Amy Schwalber, planner for the operation, explained that every single person coming into Nome will be tested with 72 hours prior to entering the community. This was part of the COVID plan submitted to the City, which met the City Manager’s approval.
They will be wearing masks, and the majority will be vaccinated, but Schwalber wasn’t able to say the exact vaccination rate. Since the President of the United States and the Secretary of Defense mandated the vaccine for all military personnel, some of the organizations sending participants have reached 100 percent fully vaccinated, but Alaska was one of six states where Republican Governors sent letters to the Pentagon against the vaccine mandate. “I anticipate [the vaccination rate] will be very high,” said Schwalber.
But not everyone likes being buzzed by low-flying helicopters. “They’re disruptive; they shudder our houses,” Austin Ahmasuk said. Sharing his concern about the militarization of the Arctic, he added, “here in the Arctic, we want peace.”
LTC Marcellus said that he thinks there is a valid reason for the government wanting to operate in the region, and a way to find a balance, doing so in a way which respects the individuals who live here full time. In general, there were verbal agreements on the importance of engaging more.

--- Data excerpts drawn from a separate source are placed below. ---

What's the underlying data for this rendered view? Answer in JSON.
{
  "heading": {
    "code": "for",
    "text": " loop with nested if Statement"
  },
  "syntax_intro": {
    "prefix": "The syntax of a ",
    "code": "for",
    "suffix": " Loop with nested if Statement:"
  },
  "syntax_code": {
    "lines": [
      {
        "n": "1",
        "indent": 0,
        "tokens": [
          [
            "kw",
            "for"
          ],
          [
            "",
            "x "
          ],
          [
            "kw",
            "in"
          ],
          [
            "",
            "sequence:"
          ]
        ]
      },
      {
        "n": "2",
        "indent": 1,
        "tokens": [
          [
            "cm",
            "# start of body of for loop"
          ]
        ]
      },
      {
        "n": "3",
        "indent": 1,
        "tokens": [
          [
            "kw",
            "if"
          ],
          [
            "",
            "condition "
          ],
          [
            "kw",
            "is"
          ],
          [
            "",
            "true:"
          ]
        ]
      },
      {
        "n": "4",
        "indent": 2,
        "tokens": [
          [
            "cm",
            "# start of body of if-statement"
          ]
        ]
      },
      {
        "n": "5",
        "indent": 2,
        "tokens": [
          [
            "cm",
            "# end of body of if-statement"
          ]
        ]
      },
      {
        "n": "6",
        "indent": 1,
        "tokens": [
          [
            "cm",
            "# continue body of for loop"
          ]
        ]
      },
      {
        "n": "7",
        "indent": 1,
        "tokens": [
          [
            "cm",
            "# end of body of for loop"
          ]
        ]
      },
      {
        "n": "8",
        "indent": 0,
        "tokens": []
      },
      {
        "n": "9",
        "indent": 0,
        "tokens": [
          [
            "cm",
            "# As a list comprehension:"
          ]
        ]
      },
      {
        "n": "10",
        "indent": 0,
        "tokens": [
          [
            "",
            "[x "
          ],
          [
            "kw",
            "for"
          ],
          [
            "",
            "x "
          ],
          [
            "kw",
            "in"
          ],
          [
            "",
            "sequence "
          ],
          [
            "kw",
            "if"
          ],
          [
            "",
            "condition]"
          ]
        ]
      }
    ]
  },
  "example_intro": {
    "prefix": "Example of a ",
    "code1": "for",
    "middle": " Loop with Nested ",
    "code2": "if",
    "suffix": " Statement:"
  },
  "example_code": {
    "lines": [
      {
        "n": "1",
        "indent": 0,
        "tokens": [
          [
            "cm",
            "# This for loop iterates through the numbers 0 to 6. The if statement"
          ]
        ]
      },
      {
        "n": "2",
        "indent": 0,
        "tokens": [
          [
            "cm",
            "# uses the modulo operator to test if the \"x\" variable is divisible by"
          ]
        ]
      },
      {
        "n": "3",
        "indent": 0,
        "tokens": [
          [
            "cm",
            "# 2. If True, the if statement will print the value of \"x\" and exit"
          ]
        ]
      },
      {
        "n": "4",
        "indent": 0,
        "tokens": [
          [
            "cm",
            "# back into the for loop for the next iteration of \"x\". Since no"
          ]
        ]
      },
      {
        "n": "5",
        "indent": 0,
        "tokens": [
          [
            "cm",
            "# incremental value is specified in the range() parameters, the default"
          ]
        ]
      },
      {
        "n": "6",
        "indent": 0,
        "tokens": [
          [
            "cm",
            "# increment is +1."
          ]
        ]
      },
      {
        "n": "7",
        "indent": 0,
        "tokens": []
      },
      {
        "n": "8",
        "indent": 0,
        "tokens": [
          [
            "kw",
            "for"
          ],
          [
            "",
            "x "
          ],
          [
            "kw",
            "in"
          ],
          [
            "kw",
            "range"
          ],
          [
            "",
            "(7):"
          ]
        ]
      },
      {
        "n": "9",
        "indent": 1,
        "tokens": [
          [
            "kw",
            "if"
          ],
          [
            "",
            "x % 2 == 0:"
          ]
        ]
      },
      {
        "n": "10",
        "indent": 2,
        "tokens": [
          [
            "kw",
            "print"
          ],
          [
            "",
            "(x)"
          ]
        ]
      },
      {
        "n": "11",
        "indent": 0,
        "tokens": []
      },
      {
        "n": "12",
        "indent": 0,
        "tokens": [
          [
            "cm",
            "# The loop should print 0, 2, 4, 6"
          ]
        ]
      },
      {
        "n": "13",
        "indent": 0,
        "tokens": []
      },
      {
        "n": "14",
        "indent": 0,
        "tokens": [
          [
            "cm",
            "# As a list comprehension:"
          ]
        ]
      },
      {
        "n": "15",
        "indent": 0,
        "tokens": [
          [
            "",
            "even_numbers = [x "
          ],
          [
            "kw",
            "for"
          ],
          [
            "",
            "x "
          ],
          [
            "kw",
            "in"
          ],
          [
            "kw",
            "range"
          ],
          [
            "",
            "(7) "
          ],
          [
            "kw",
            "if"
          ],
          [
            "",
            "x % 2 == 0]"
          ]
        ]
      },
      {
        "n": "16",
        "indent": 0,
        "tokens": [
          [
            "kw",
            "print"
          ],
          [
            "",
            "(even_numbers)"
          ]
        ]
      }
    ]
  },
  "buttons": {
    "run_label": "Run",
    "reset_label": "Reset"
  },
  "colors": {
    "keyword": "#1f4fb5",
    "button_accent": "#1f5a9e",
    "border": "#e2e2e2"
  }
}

Resident Addy Ahmasuk noted concern that the Alaska National Guard had spoken with the City Manager, the Chamber of Commerce, and the LEPC (Local Emergency Planning Committee) but not with the tribes. While the presentation and panel discussion did include a Tribal Liaison, who said they would reach out to tribes “in a responsible way, and be prepared for consultation, if necessary,” prior to the operation, the question of why this wasn’t done as part of the planning process went unanswered.
Ahmasuk continued, saying “You mentioned compasses and maps as being the old-fashioned way. But for us, we didn’t have compasses and maps. We dug underneath the snow, we checked to see which way the grass was laying, and that told us the direction we were headed in the middle of the storm. We have generations-old ways of knowing. We’ve been here the longest, we know how to survive up here.”
Another attendee suggested that instead of simply holding TedTalks for the military to speak to Nome, there should be opportunities for Nome to speak to the military. “I think some of us that have been around could offer some insights and advice on how to cope with the Arctic. I hope that you’re amenable to talking with local people and having your different teams get with those of us that have had some experience,” he said.
In response, LTC Marcellus stressed two-way communication, “we recognize the abilities and knowledge that the locals bring,” he said.
Strait Science Organizer Gay Sheffield asked in closing, how can the people of the region engage? Planner Amy Schwalber said she could at least point people in the right direction. Major Chelsea Aspelund also said that as details become solidified, much will be shared through social media and with local news outlets, like the Nugget.